What, then, is the mind, and what is it doing in the heart area? The heart is the location to which many cultures ascribe our deepest emotions, whatever selfless love we are capable of, and whatever connection we have with our Higher Power or with the Universe.

Before going any further, let me recapitulate what is known today about the heart’s abilities beyond pumping blood around:

There are 40,000 neurons in the heart; the heart not only receives neural stimulation from the brain (for example via the vagus nerve), but also transmits afferent impulses to the medulla oblongata and to the cortex; a transplanted heart, lacking a functioning vagus nerve, still has adequate independent pulse regulation; the heart creates a measurable electromagnetic power field that extends outside the body; the heart produces several hormones – atrial natriuretic factor (similar to Brain Natriuretic Peptide, a commonly tested marker of heart failure), noradrenaline (found in the brain and adrenal glands), dopamine (also found in the brain), oxytocin (released by the brain during childbirth, bonding with infants or lovers and during orgasm), afferent nerve fibers from the heart to the amygdala of the brain can stimulate autonomic responses to stress before any impulses reach the neocortex. Finally, healthy heart rhythm patterns have been linked to emotional well being, heightened intellectual abilities and better judgement.

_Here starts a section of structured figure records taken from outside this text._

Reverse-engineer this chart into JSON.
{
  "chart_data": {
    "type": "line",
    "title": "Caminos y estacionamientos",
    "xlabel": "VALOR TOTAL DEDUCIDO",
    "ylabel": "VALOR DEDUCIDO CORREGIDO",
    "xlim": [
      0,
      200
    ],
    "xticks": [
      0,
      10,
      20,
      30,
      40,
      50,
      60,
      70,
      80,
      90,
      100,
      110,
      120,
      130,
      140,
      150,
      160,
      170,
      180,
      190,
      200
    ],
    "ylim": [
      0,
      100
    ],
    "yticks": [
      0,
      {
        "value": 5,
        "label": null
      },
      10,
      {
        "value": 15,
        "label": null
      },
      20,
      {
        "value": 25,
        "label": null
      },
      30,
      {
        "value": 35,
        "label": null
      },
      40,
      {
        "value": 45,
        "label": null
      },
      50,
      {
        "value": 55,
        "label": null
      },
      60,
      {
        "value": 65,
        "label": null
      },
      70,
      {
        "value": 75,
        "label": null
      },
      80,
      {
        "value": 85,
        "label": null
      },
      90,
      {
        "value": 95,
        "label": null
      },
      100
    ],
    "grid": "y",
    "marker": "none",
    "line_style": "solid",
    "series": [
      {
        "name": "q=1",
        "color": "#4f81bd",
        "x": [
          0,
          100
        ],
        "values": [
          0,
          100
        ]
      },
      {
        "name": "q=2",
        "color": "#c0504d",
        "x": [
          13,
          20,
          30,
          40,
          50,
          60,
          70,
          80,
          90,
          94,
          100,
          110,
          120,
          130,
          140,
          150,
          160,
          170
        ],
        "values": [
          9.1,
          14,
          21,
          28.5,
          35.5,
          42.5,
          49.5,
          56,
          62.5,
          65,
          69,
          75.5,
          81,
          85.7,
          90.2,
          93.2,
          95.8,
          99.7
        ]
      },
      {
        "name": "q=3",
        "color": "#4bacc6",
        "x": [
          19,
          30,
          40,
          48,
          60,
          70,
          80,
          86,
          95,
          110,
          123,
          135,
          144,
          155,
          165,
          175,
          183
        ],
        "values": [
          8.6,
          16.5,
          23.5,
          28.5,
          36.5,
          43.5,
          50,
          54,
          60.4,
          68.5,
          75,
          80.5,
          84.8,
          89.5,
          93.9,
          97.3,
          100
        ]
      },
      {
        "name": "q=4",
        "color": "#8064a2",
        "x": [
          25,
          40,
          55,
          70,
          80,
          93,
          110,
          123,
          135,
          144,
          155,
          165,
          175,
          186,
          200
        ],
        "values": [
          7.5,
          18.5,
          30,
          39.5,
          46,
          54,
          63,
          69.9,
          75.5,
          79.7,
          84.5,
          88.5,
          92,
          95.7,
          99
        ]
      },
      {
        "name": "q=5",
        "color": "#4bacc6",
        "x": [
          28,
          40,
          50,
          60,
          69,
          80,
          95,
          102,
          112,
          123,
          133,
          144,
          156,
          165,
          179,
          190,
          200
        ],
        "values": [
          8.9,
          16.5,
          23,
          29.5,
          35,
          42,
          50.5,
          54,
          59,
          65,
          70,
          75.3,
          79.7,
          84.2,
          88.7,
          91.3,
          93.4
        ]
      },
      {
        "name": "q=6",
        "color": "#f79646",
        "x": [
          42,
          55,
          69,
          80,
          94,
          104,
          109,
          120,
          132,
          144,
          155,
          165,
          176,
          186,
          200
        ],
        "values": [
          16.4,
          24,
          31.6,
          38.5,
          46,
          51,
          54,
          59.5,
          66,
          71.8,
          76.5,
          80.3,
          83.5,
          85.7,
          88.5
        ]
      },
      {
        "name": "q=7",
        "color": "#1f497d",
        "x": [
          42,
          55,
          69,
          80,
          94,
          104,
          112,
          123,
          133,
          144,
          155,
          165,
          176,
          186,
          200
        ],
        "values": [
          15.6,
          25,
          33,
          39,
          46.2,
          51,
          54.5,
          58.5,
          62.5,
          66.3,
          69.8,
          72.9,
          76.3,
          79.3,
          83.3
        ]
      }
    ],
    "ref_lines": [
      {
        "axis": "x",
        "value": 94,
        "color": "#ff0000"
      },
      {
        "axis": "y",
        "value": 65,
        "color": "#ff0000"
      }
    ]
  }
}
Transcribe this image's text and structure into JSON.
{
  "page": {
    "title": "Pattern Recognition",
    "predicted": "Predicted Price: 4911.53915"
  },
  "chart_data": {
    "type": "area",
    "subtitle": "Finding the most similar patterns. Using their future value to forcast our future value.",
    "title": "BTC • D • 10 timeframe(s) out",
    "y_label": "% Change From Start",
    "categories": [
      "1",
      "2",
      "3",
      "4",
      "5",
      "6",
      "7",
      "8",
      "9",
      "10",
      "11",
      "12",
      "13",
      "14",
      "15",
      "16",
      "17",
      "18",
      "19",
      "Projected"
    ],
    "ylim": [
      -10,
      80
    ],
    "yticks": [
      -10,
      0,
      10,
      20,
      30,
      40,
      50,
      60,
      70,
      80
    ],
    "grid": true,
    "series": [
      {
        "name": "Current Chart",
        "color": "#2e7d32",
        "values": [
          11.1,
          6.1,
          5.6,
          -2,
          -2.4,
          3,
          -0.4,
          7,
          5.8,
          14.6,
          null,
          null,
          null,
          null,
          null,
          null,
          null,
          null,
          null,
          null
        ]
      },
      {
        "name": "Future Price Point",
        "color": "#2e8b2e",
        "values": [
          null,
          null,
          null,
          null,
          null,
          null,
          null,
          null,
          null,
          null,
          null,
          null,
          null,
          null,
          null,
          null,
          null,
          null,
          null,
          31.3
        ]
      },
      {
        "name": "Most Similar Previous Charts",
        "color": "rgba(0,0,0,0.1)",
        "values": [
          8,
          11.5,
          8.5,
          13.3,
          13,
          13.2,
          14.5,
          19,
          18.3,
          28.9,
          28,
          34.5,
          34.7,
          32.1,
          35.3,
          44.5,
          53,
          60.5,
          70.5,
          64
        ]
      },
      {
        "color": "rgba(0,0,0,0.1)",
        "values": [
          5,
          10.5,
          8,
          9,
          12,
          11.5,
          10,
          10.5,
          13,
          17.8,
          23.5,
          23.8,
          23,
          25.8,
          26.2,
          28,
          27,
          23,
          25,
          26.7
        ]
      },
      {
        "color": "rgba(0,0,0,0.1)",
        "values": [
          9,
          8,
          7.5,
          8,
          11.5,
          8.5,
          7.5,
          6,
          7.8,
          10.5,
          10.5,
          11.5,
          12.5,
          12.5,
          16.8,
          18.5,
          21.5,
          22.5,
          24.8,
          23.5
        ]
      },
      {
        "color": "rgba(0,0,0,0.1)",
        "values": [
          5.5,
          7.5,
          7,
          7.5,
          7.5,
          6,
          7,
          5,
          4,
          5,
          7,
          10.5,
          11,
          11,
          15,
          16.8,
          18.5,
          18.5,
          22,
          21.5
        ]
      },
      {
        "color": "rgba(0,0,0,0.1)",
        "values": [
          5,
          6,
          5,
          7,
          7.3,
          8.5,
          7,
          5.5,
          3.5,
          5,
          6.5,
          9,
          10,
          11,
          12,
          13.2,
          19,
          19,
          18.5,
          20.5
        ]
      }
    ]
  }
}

The heart-mind is not an organ we use to design airplanes, do math or figure out how to get coconuts down from the trees; those are simple brain exercises.

The heart-mind may just be what connects us to what is infinite and eternal, our connection to everything that is not our body. Sometimes, our words, actions or our physical creations can seem to be what we call divinely inspired; then our minds control our bodies and our speech, but we are not the ultimate originators of our music, our poetry or our art. Something bigger is.

If the heart-mind, and thereby our connection to the collective mind of the Universe, is disrupted during heart surgery when the heart is chilled or bypassed by a heart-lung machine, we would suddenly understand the claims that 40% of patients experience significant depression even after relatively simple coronary bypass surgery.

The fact that we can measure the electromagnetic field of the heart beyond the physical boundaries of our bodies and the observation that people in close proximity can experience synchronization of their heart rhythms gives the heart more than symbolic significance in how we relate to our loved ones, mankind and the Universe.

All this is certainly something to ponder, even if it is just with my human brain, or what some Buddhists call the monkey-mind.

After I stopped walking on my tiptoes, I attended a Methodist Sunday School and I was later confirmed in the Lutheran state church of Sweden. In my studies of religion, I have learned that Buddhism isn’t an actual religion, but it does represent an ancient view of the Universe that science is now rediscovering.

A quote by Albert Einstein sums all this up:

“Science without religion is lame. Religion without science is blind.”

4 Responses to “Where is the Mind?”

  1. 1 Christina September 12, 2014 at 1:05 am

    Thank you for this post. It’s very interesting. I am an oriental medicine practitioner and was taught about the mind in the heart, but have not heard about the body in the head… which is interesting for all the reasons you cite as well as because I am a long time Tibetan Buddhist in the Nyingma lineage (closest to Tibetan Bon). Your blog is one of my very favorites!

  2. 3 innocentouko September 12, 2014 at 9:53 am

    loved it. Its good to see how some peolple are able to relate science and religeon.The two manifest in each other as is seen in so many biblical occurences. Awesome facts about the heart too .

  3. 4 Linda DeLia September 12, 2014 at 3:10 pm

    I am so often inspired by your writings. Today I am blown away.I’m nearly 70 and have traveled a similar spiritual journey as yours. Have always loved Jung and admired the Buddhist view of life. Thank you!